We faced two problems in our annotation process. The first was that it took far too long to annotate all the data. Through complications and busyness, it took around 2 weeks to finish with tons of hard work put in. The second was that the transcripts were often a bit unclear and difficult to understand.
We brainstormed several solutions to the annotation problem:
- Determine a bag of words and their embeddings for each criterion and run LDA (Latent Dirichlet Allocation) on top of them for classification of each criterion to completely automate the process
- Using USE (Universal Sentence Encoder) to determine the cosine similarity of each sentence to match sentences of the same criterion
- Use GPT-2 to summarize each transcript to get the main idea, speeding up the annotations
Creating the Risk Assessment Chatbot
From there, we had to create a classification model that takes in user conversations and determine if they had PTSD. However, we didn’t have enough data to train our model to make it robust enough. Luckily, from a breakthrough with ULMFiT’s transfer learning technique, we have been able to achieve close to 80% accuracy so far, with more improvements to come!
I Have Learned So Much From This Experience!

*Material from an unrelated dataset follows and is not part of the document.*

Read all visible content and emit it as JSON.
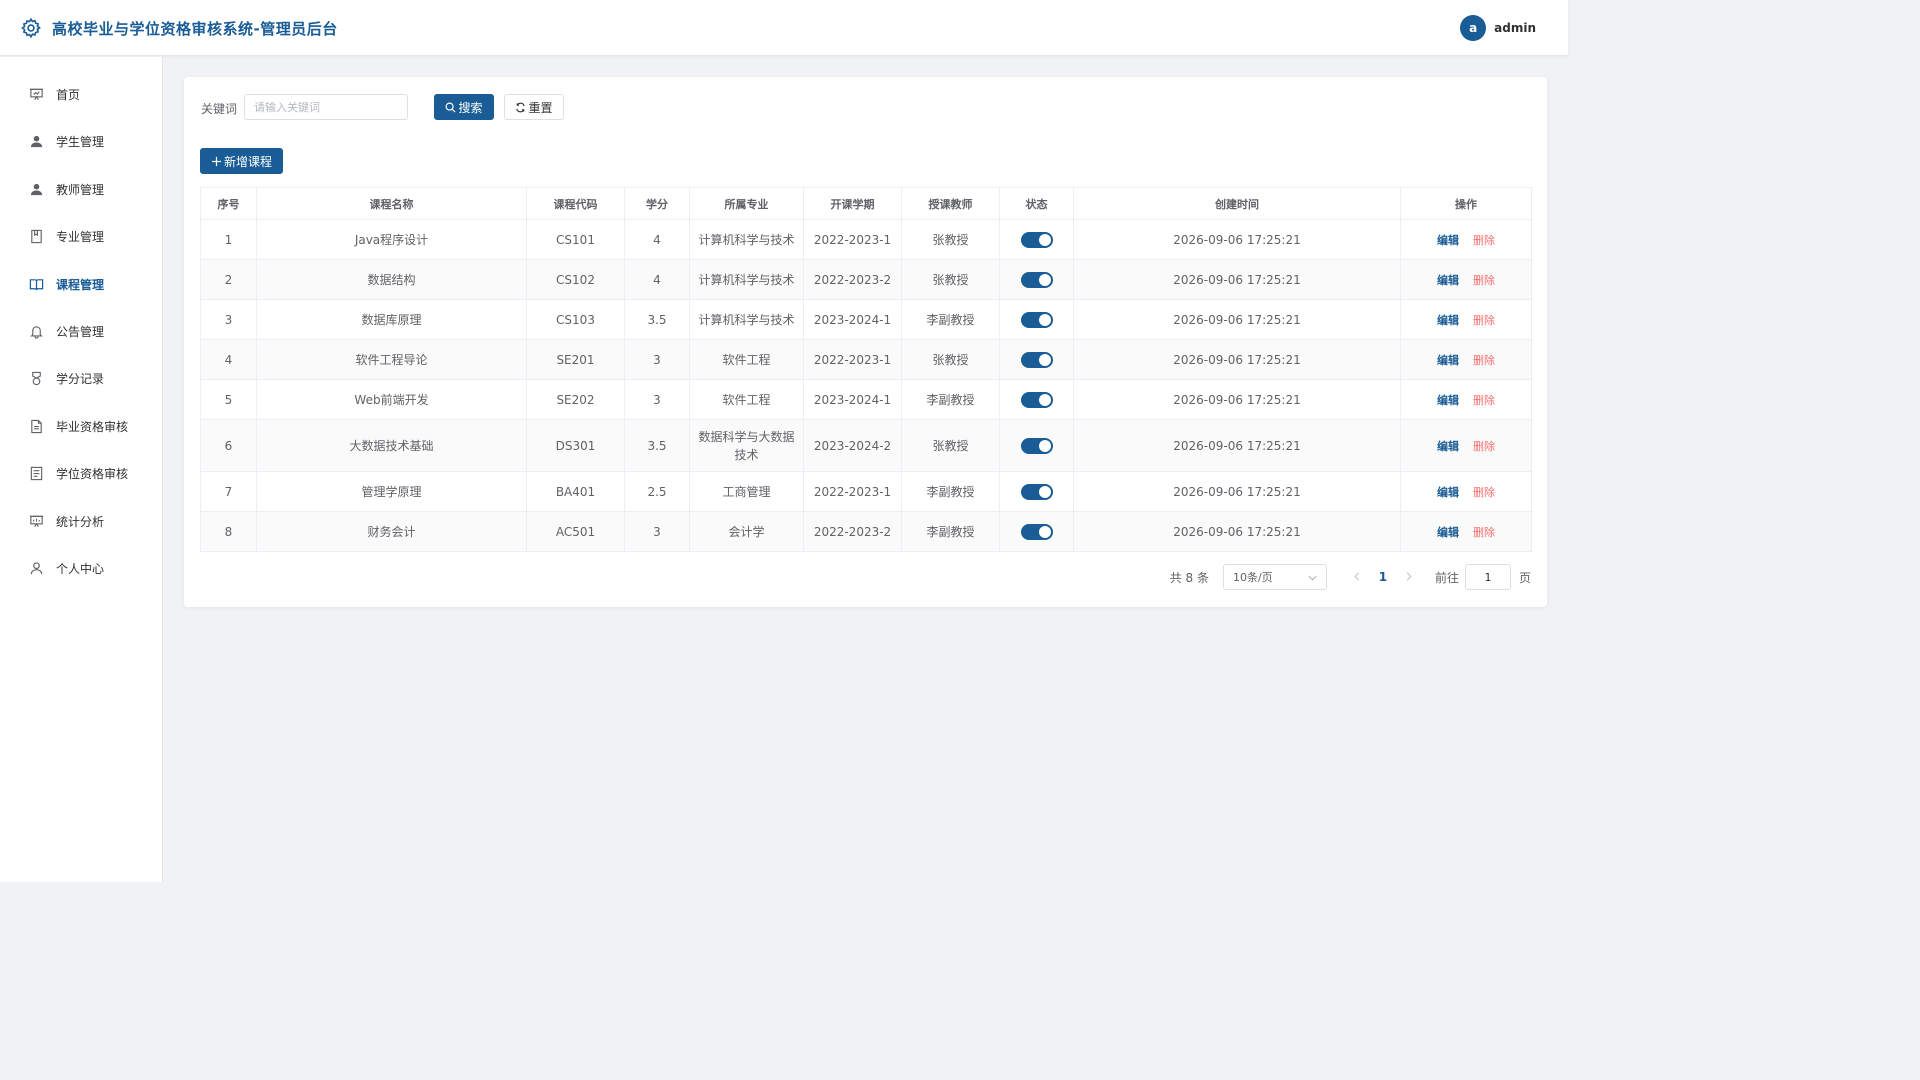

When I first joined Omdena, I just understood data from a machine learning perspective. I didn’t know about data engineering or annotations or the tremendous work it would take to clean the data. Back then, I was just grabbing nearly perfectly manicured Kaggle datasets!
Now, I’ve realized that’s not how it works in the real world. Genuine data is messy, difficult to understand, and doesn’t come with documentation. From this challenge, I’ve learned so much about working with data and how to better understand it! Now we’re discussing working on a paper to show our findings and results for data annotation for therapy sessions to the world, which is very exciting :)
I’ve also learned that things don’t always turn out as planned. It’s quite easy to follow a data science course or tutorial and have it work exactly as you’d imagine. However, through working on this tremendous undertaking, I’ve realized that there are always hiccups along the way. We’ve had issues with data, model accuracy, and had to scrap our ideas for CBT due to the culmination of them.
Nevertheless, we have still accomplished a ton and we’re almost ready to push out our risk assessment chatbot for BEATrauma! We’re excited and honored to make an impact in the world and I’m proud to be a part of this Omdena challenge!